My current bête noire for using rhetoric as distraction is Chris Huhne the Lib Dem Energy and Climate Change Secretary.
• One thing I’d love to change
Respect for elders. A pernicious habit. Obviously, as an increasingly old git myself, I’m all for mutual respect, but I really don’t see why ‘elders’ should be accorded special wisdom. Youngsters should be encouraged to judge by results. On the larger societal scale, you’d have to say the record of my generation is mixed, to say the least. In terms of personal relationships, I don’t think the young should let the hang-ups of their elders bother them. (I remember a wise old man telling me that the older people got, the more ‘moral’ they became.) I also remember the rubbish my older colleagues taught me when I started work. Of course, if you’re the junior recruit you may simply have to follow procedures, but it doesn’t mean you have to abandon your private judgement. I’d prefer youngsters to bide their time rather than be brainwashed.
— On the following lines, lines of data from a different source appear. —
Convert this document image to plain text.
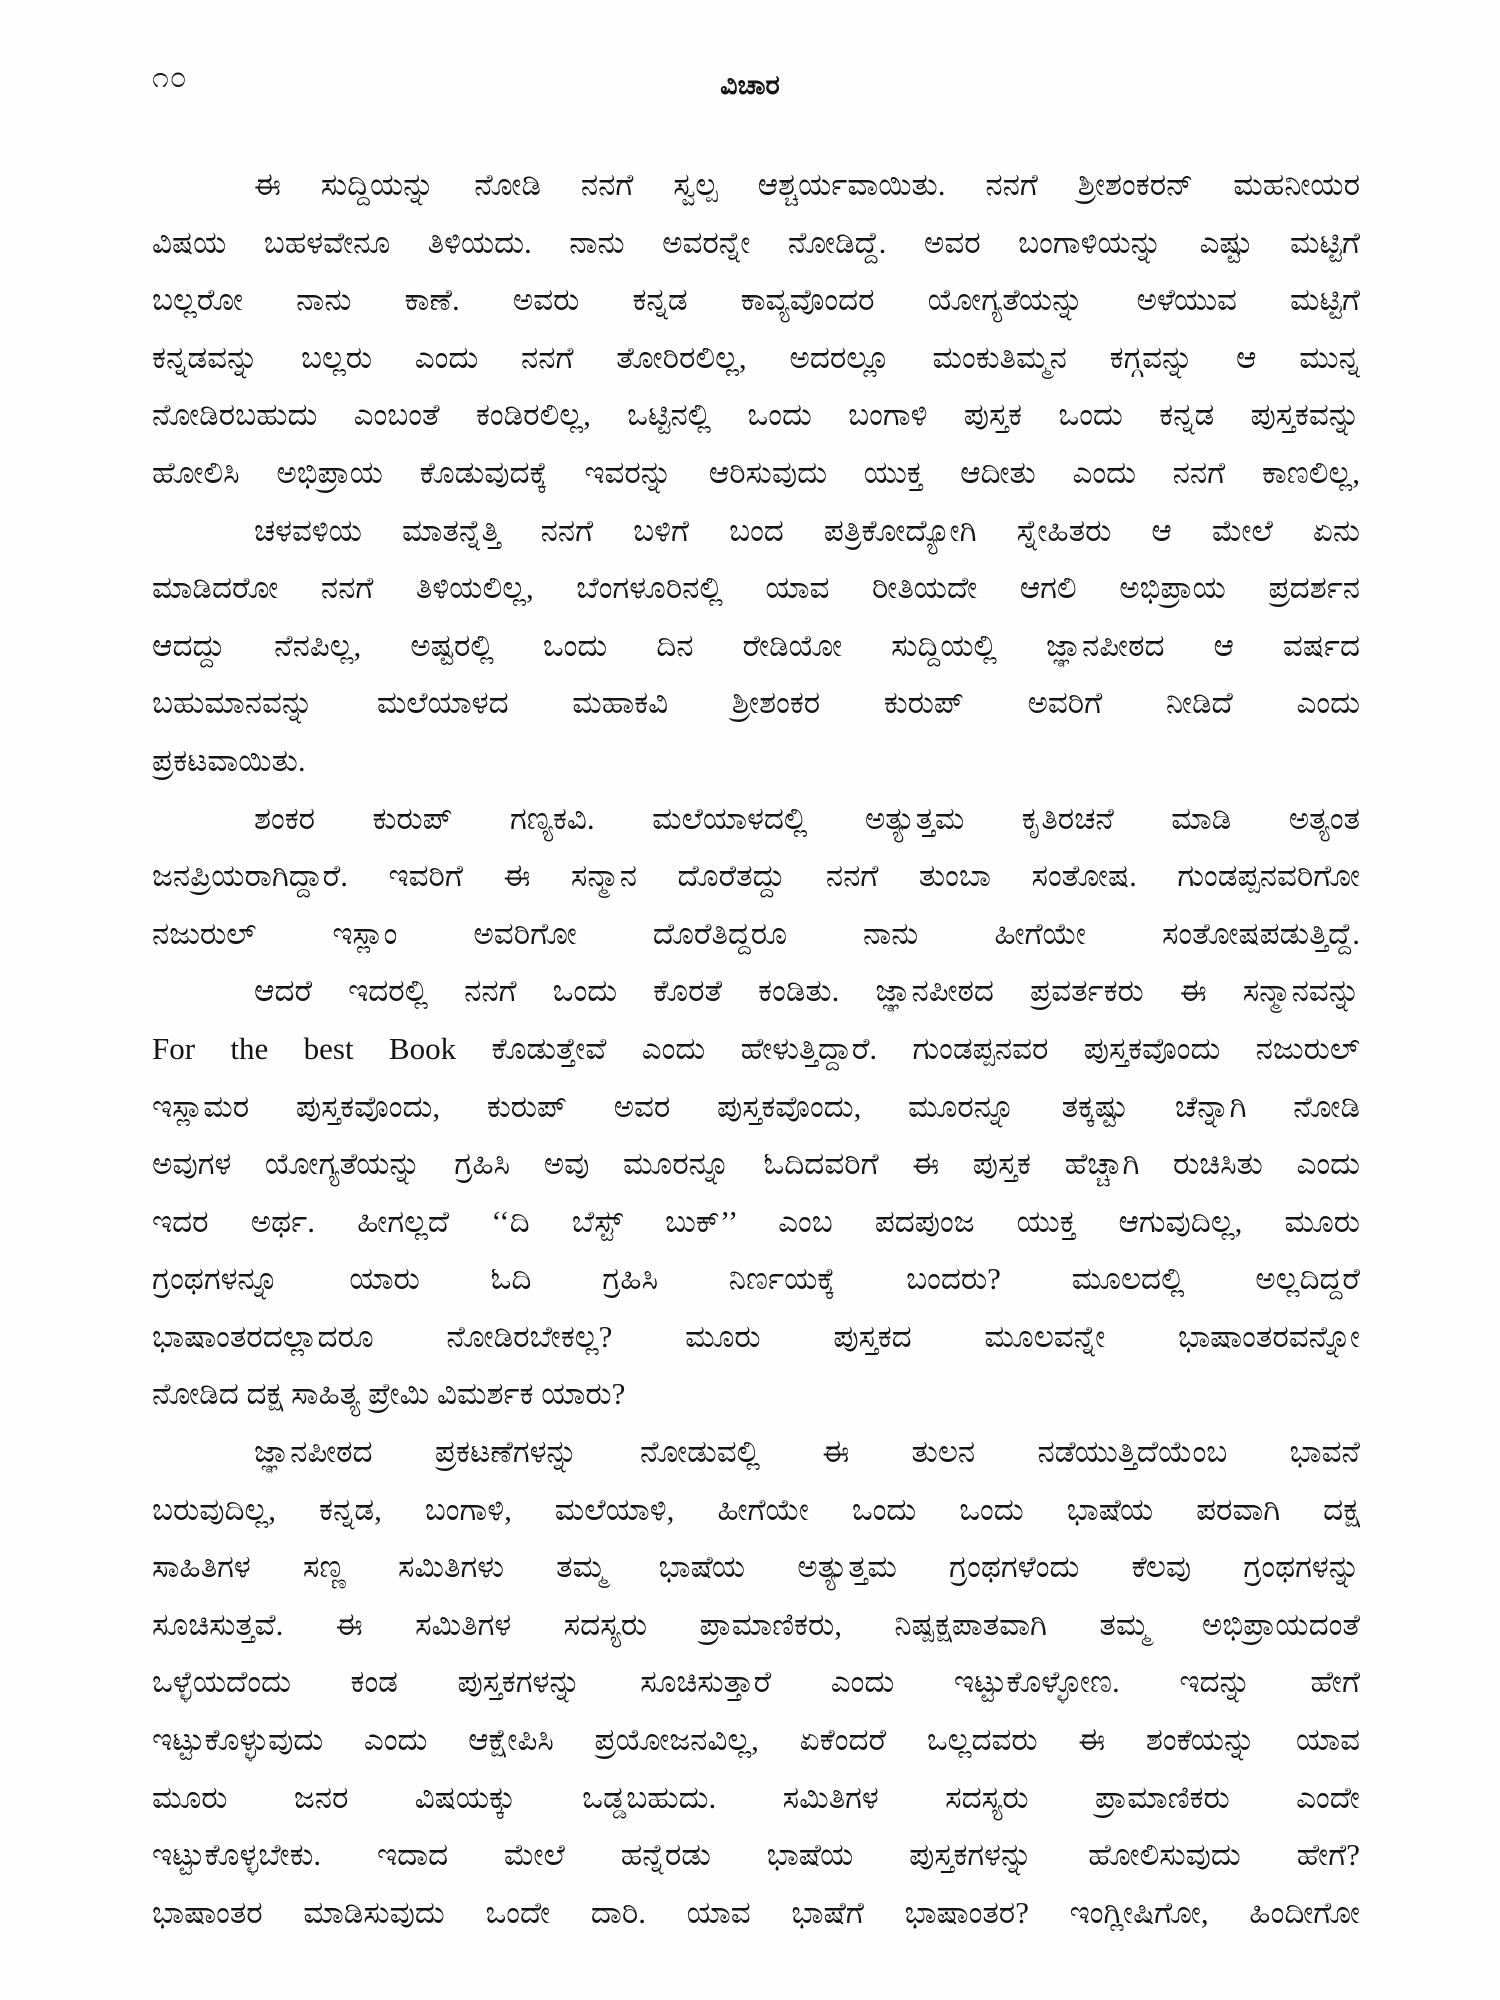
೧೦	ವಿಚಾರ
ಈ ಸುದ್ದಿಯನ್ನು ನೋಡಿ ನನಗೆ ಸ್ವಲ್ಪ ಆಶ್ಚರ್ಯವಾಯಿತು. ನನಗೆ ಶ್ರೀಶಂಕರನ್ ಮಹನೀಯರ
ವಿಷಯ ಬಹಳವೇನೂ ತಿಳಿಯದು. ನಾನು ಅವರನ್ನೇ ನೋಡಿದ್ದೆ. ಅವರ ಬಂಗಾಳಿಯನ್ನು ಎಷ್ಟು ಮಟ್ಟಿಗೆ
ಬಲ್ಲರೋ ನಾನು ಕಾಣೆ. ಅವರು ಕನ್ನಡ ಕಾವ್ಯವೊಂದರ ಯೋಗ್ಯತೆಯನ್ನು ಅಳೆಯುವ ಮಟ್ಟಿಗೆ
ಕನ್ನಡವನ್ನು ಬಲ್ಲರು ಎಂದು ನನಗೆ ತೋರಿರಲಿಲ್ಲ, ಅದರಲ್ಲೂ ಮಂಕುತಿಮ್ಮನ ಕಗ್ಗವನ್ನು ಆ ಮುನ್ನ
ನೋಡಿರಬಹುದು ಎಂಬಂತೆ ಕಂಡಿರಲಿಲ್ಲ, ಒಟ್ಟಿನಲ್ಲಿ ಒಂದು ಬಂಗಾಳಿ ಪುಸ್ತಕ ಒಂದು ಕನ್ನಡ ಪುಸ್ತಕವನ್ನು
ಹೋಲಿಸಿ ಅಭಿಪ್ರಾಯ ಕೊಡುವುದಕ್ಕೆ ಇವರನ್ನು ಆರಿಸುವುದು ಯುಕ್ತ ಆದೀತು ಎಂದು ನನಗೆ ಕಾಣಲಿಲ್ಲ,
ಚಳವಳಿಯ ಮಾತನ್ನೆತ್ತಿ ನನಗೆ ಬಳಿಗೆ ಬಂದ ಪತ್ರಿಕೋದ್ಯೋಗಿ ಸ್ನೇಹಿತರು ಆ ಮೇಲೆ ಏನು
ಮಾಡಿದರೋ ನನಗೆ ತಿಳಿಯಲಿಲ್ಲ, ಬೆಂಗಳೂರಿನಲ್ಲಿ ಯಾವ ರೀತಿಯದೇ ಆಗಲಿ ಅಭಿಪ್ರಾಯ ಪ್ರದರ್ಶನ
ಆದದ್ದು ನೆನಪಿಲ್ಲ, ಅಷ್ಟರಲ್ಲಿ ಒಂದು ದಿನ ರೇಡಿಯೋ ಸುದ್ದಿಯಲ್ಲಿ ಜ್ಞಾನಪೀಠದ ಆ ವರ್ಷದ
ಬಹುಮಾನವನ್ನು ಮಲೆಯಾಳದ ಮಹಾಕವಿ ಶ್ರೀಶಂಕರ ಕುರುಪ್ ಅವರಿಗೆ ನೀಡಿದೆ ಎಂದು
ಪ್ರಕಟವಾಯಿತು.
ಶಂಕರ ಕುರುಪ್ ಗಣ್ಯಕವಿ. ಮಲೆಯಾಳದಲ್ಲಿ ಅತ್ಯುತ್ತಮ ಕೃತಿರಚನೆ ಮಾಡಿ ಅತ್ಯಂತ
ಜನಪ್ರಿಯರಾಗಿದ್ದಾರೆ. ಇವರಿಗೆ ಈ ಸನ್ಮಾನ ದೊರೆತದ್ದು ನನಗೆ ತುಂಬಾ ಸಂತೋಷ. ಗುಂಡಪ್ಪನವರಿಗೋ
ನಜುರುಲ್ ಇಸ್ಲಾಂ ಅವರಿಗೋ ದೊರೆತಿದ್ದರೂ ನಾನು ಹೀಗೆಯೇ ಸಂತೋಷಪಡುತ್ತಿದ್ದೆ.
ಆದರೆ ಇದರಲ್ಲಿ ನನಗೆ ಒಂದು ಕೊರತೆ ಕಂಡಿತು. ಜ್ಞಾನಪೀಠದ ಪ್ರವರ್ತಕರು ಈ ಸನ್ಮಾನವನ್ನು
For the best Book ಕೊಡುತ್ತೇವೆ ಎಂದು ಹೇಳುತ್ತಿದ್ದಾರೆ. ಗುಂಡಪ್ಪನವರ ಪುಸ್ತಕವೊಂದು ನಜುರುಲ್
ಇಸ್ಲಾಮರ ಪುಸ್ತಕವೊಂದು, ಕುರುಪ್ ಅವರ ಪುಸ್ತಕವೊಂದು, ಮೂರನ್ನೂ ತಕ್ಕಷ್ಟು ಚೆನ್ನಾಗಿ ನೋಡಿ
ಅವುಗಳ ಯೋಗ್ಯತೆಯನ್ನು ಗ್ರಹಿಸಿ ಅವು ಮೂರನ್ನೂ ಓದಿದವರಿಗೆ ಈ ಪುಸ್ತಕ ಹೆಚ್ಚಾಗಿ ರುಚಿಸಿತು ಎಂದು
ಇದರ ಅರ್ಥ. ಹೀಗಲ್ಲದೆ ‘‘ದಿ ಬೆಸ್ಟ್ ಬುಕ್’’ ಎಂಬ ಪದಪುಂಜ ಯುಕ್ತ ಆಗುವುದಿಲ್ಲ, ಮೂರು
ಗ್ರಂಥಗಳನ್ನೂ ಯಾರು ಓದಿ ಗ್ರಹಿಸಿ ನಿರ್ಣಯಕ್ಕೆ ಬಂದರು? ಮೂಲದಲ್ಲಿ ಅಲ್ಲದಿದ್ದರೆ
ಭಾಷಾಂತರದಲ್ಲಾದರೂ ನೋಡಿರಬೇಕಲ್ಲ? ಮೂರು ಪುಸ್ತಕದ ಮೂಲವನ್ನೇ ಭಾಷಾಂತರವನ್ನೋ
ನೋಡಿದ ದಕ್ಷ ಸಾಹಿತ್ಯ ಪ್ರೇಮಿ ವಿಮರ್ಶಕ ಯಾರು?
ಜ್ಞಾನಪೀಠದ ಪ್ರಕಟಣೆಗಳನ್ನು ನೋಡುವಲ್ಲಿ ಈ ತುಲನ ನಡೆಯುತ್ತಿದೆಯೆಂಬ ಭಾವನೆ
ಬರುವುದಿಲ್ಲ, ಕನ್ನಡ, ಬಂಗಾಳಿ, ಮಲೆಯಾಳಿ, ಹೀಗೆಯೇ ಒಂದು ಒಂದು ಭಾಷೆಯ ಪರವಾಗಿ ದಕ್ಷ
ಸಾಹಿತಿಗಳ ಸಣ್ಣ ಸಮಿತಿಗಳು ತಮ್ಮ ಭಾಷೆಯ ಅತ್ಯುತ್ತಮ ಗ್ರಂಥಗಳೆಂದು ಕೆಲವು ಗ್ರಂಥಗಳನ್ನು
ಸೂಚಿಸುತ್ತವೆ. ಈ ಸಮಿತಿಗಳ ಸದಸ್ಯರು ಪ್ರಾಮಾಣಿಕರು, ನಿಷ್ಪಕ್ಷಪಾತವಾಗಿ ತಮ್ಮ ಅಭಿಪ್ರಾಯದಂತೆ
ಒಳ್ಳೆಯದೆಂದು ಕಂಡ ಪುಸ್ತಕಗಳನ್ನು ಸೂಚಿಸುತ್ತಾರೆ ಎಂದು ಇಟ್ಟುಕೊಳ್ಳೋಣ. ಇದನ್ನು ಹೇಗೆ
ಇಟ್ಟುಕೊಳ್ಳುವುದು ಎಂದು ಆಕ್ಷೇಪಿಸಿ ಪ್ರಯೋಜನವಿಲ್ಲ, ಏಕೆಂದರೆ ಒಲ್ಲದವರು ಈ ಶಂಕೆಯನ್ನು ಯಾವ
ಮೂರು ಜನರ ವಿಷಯಕ್ಕು ಒಡ್ಡಬಹುದು. ಸಮಿತಿಗಳ ಸದಸ್ಯರು ಪ್ರಾಮಾಣಿಕರು ಎಂದೇ
ಇಟ್ಟುಕೊಳ್ಳಬೇಕು. ಇದಾದ ಮೇಲೆ ಹನ್ನೆರಡು ಭಾಷೆಯ ಪುಸ್ತಕಗಳನ್ನು ಹೋಲಿಸುವುದು ಹೇಗೆ?
ಭಾಷಾಂತರ ಮಾಡಿಸುವುದು ಒಂದೇ ದಾರಿ. ಯಾವ ಭಾಷೆಗೆ ಭಾಷಾಂತರ? ಇಂಗ್ಲೀಷಿಗೋ, ಹಿಂದೀಗೋ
If you believe in social progress (as I do) then you have to allow the next generation to throw over some sacred cows you might be fond of.
• One thing I hope for
That we grow out of looking for pantomime villains. This is tribal behaviour we need to leave behind. Sacking a few bankers or the head of BP makes not a jot of difference to the big picture – there is no ‘Mr Big’ organising global warming, for example. We need to learn to look at institutions, organisations and social structures if we really want to make changes. We avoid doing this because it’s hard intellectual work and doesn’t suit our emotional hard-wiring.
This is one of the things the arts can help us to learn – especially literature. I just wish there were more examples of it.